I went on to become an editor, writer and avid reader, and it remains one of my most beloved books. I also took up fly-fishing with an almost obsessive passion, wetting a line everywhere from Wyoming and Idaho to the Bahamas and Belize. And yet, almost 25 years later, I had not traveled to the Big Blackfoot. It was time to see what had caused all the fuss.
“A River Runs Through It” centers on Maclean’s relationship with his younger brother, Paul. Norman is the archetypal older sibling, married, hardworking and responsible. Paul is the golden child, handsome, athletic and charming, but with a weakness for whiskey and high-stakes poker games. Paul is also a superior, almost superhuman, fisherman.
Much of the book plumbs Norman’s love for Paul (and envy of him) as an angler and otherwise. But the story is also a tragedy involving Paul’s untimely death — he was fatally beaten over unpaid gambling debts — and the regret Norman feels that he could not help save him. The book is told in hindsight, when Maclean is a much older man, a point of view that lends everything a deep nostalgic ache.
Maclean structured the work around four fishing scenes, three of which are set on the Big Blackfoot. Over two days, Herzer and I fished all three of those spots: the canyon above Clearwater Bridge, a beach downstream from that, and the mouth of Belmont Creek.
“The canyon above the old Clearwater Bridge is where the Blackfoot roars loudest,” Maclean wrote. It is here that he first limns the almost heavenly beauty of fly-fishing and Paul’s nearly godlike gift for it. Watching Paul cast “a four-and-a-half-ounce magic totem pole,” the water droplets left in the wake of his line “made momentary loops of gossamer,” Maclean wrote. “The canyon was glorified by rhythms and colors.”

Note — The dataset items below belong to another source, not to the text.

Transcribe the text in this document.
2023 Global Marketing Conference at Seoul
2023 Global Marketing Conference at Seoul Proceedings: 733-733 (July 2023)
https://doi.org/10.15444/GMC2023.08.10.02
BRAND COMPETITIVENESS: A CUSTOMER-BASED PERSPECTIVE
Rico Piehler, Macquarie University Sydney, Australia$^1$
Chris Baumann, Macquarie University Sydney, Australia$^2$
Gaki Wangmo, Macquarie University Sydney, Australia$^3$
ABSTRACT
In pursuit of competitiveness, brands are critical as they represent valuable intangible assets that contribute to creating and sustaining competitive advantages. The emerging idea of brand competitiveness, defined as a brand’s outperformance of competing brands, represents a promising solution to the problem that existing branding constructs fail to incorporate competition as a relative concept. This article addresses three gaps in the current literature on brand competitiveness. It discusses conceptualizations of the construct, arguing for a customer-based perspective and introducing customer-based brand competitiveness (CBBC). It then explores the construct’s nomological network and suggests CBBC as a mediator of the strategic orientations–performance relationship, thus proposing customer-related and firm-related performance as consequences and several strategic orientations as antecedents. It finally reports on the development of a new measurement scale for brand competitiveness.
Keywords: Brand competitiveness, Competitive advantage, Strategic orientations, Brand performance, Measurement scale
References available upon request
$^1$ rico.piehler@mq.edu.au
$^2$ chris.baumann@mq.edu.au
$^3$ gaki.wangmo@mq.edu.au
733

Just above the mouth of Belmont Creek, I hooked a rainbow of my own whose eponymous colors flashed in the sunlight. Shortly before I had left for Montana, the Orlando, Florida, mass shooting had taken place. The day before my departure, Britain had voted to leave the European Union, threatening the global economy. A family member had recently received a serious medical diagnosis. But at that moment on the Big Blackfoot River, all that existed were the sun and the water and a fish on the other end of my line. “One great thing about fly-fishing,” Maclean wrote, “is that after a while nothing exists of the world but thoughts about fly-fishing.”
It pains the cynic in me to say so, but my trip was more magical than haunting. The river was as pretty and well-preserved as I could have dreamed for it to be. I caught fish, memorable ones, in the most storied spots from the book. I communed with one of my literary and fishing heroes.
I held the rainbow for a beat, then another, and released him.